Lavoie_CanotGlace• Carte postale du Québec – Concluons. Les passagers qui, aujourd’hui, font le trajet entre Québec et Lévis, en hiver, dans l’entrepont confortable des puissants bateaux à hélice qui se croisent d’une rive à l’autre en quelques minutes, coupant, brisant, refoulant, bousculant des monceaux de glaçons charriés par la marée, et filant droit à travers le chasse neige et les brouillards secoués par la rafale, ne se doutent guère de ce que c’était que la traversée du Saint-Laurent autrefois, surtout par les « gros temps » de décembre et janvier. Le voyage se faisait en canots.
C’est en ces mots, déjà un brin nostalgiques, que notre immortel chroniqueur et poète Louis Fréchette rappelait en 1900 dans La Noël au Canada, cette activité ancrée profond dans l’imaginaire collectif de notre nordicité québécoise.
• Un bon siècle plus tard, l’ethnologue (1) Richard Lavoie, en collaboration avec son homologue Bernard Genest et une fière équipe, a rassemblé les traces et témoins anciens et contemporains de ces traverses hivernales dans ce beau livre, publié en 2012 aux Éditions GID sous la gouverne de la Société Québécoise d’Ethnologie (SQE). Abondamment illustré d’œuvres et photographies d’époque et modernes, l’ouvrage raconte l’ethnohistoire des embarcations et du canotage sur glace aux XVIIᵉ et XVIIIᵉ siècles, l’âge d’or de ces transports et de ces hommes forts aux XIXᵉ et XXᵉ, puis l’évolution du métier de passeur à l’athlète canotier, dès ces mêmes années.
« Déjà pratiquée par les Amérindiens à l’époque de Champlain, la traversée du fleuve en canot à travers les glaces s’inscrit de plain-pied dans l’histoire culturelle du Québec. L’usage prend racine dans la géographie du lieu et dans la genèse même de son histoire. […] Aujourd’hui comme hier, chaque traversée, souvent pratiquée dans des conditions extrêmes, est une victoire sur les éléments. […] la traversée du fleuve est devenue, grâce au Carnaval de Québec, un sport emblématique… »
• Les démarches opiniâtres de la SQE, soutenues par l’étude de Lavoie et Genest, ont assurément contribué à la reconnaissance officielle de cette part de notre identité en tant qu’élément du patrimoine immatériel du Québec.
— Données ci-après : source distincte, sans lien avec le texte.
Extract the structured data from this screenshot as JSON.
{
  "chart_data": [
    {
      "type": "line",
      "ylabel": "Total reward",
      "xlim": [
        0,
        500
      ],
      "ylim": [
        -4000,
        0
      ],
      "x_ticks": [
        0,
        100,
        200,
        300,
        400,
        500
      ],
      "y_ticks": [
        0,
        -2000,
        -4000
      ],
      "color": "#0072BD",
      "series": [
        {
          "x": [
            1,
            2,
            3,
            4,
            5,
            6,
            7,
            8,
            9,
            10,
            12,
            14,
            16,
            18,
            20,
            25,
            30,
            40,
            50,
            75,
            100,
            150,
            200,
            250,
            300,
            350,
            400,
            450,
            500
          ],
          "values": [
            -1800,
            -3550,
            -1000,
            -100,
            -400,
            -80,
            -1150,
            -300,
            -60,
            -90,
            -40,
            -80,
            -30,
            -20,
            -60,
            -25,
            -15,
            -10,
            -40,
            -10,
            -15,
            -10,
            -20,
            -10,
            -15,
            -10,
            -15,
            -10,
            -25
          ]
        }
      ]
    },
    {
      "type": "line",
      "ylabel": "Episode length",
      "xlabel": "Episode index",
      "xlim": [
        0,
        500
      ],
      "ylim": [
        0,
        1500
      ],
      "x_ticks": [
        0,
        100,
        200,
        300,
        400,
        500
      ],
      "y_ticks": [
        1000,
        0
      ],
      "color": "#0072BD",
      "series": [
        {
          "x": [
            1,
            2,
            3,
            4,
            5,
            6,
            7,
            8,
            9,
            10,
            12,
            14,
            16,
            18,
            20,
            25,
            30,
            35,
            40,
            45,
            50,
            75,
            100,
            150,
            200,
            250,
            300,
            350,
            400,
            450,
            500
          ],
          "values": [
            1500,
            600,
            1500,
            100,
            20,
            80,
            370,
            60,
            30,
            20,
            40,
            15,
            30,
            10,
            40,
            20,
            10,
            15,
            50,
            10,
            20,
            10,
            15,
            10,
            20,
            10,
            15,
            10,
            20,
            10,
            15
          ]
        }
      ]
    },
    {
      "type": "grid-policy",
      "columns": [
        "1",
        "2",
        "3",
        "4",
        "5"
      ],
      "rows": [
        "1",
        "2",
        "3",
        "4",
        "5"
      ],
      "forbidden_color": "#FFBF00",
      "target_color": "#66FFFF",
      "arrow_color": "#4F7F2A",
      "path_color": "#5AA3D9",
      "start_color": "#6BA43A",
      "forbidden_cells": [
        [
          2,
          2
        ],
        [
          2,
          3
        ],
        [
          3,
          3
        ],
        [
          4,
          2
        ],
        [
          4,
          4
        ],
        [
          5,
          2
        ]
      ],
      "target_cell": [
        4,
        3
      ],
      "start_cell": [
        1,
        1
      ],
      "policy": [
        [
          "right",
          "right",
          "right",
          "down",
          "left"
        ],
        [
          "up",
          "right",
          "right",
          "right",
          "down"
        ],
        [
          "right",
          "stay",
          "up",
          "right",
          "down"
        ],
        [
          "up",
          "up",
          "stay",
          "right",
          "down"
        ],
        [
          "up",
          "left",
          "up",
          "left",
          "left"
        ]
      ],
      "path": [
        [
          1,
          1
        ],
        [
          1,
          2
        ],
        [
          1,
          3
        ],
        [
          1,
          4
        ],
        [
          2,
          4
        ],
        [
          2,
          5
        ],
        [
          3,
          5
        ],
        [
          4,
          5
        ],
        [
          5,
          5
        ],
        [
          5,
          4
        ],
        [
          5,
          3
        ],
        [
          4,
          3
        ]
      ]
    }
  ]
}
Et maritime avec ça. L’annonce en a été faite au début de février 2014 par notre ministre de la Culture. Il y a de quoi pavoiser haut et clair : bien qu’il fasse indéniablement partie de notre paysage culturel et historique, le fait patrimonial maritime compte peu de manifestations officiellement reconnues (2).
Alain Boucher, le Rédacteur
(1) Au Québec, les ethnologues étudient avant tout le fait culturel francophone en Amérique.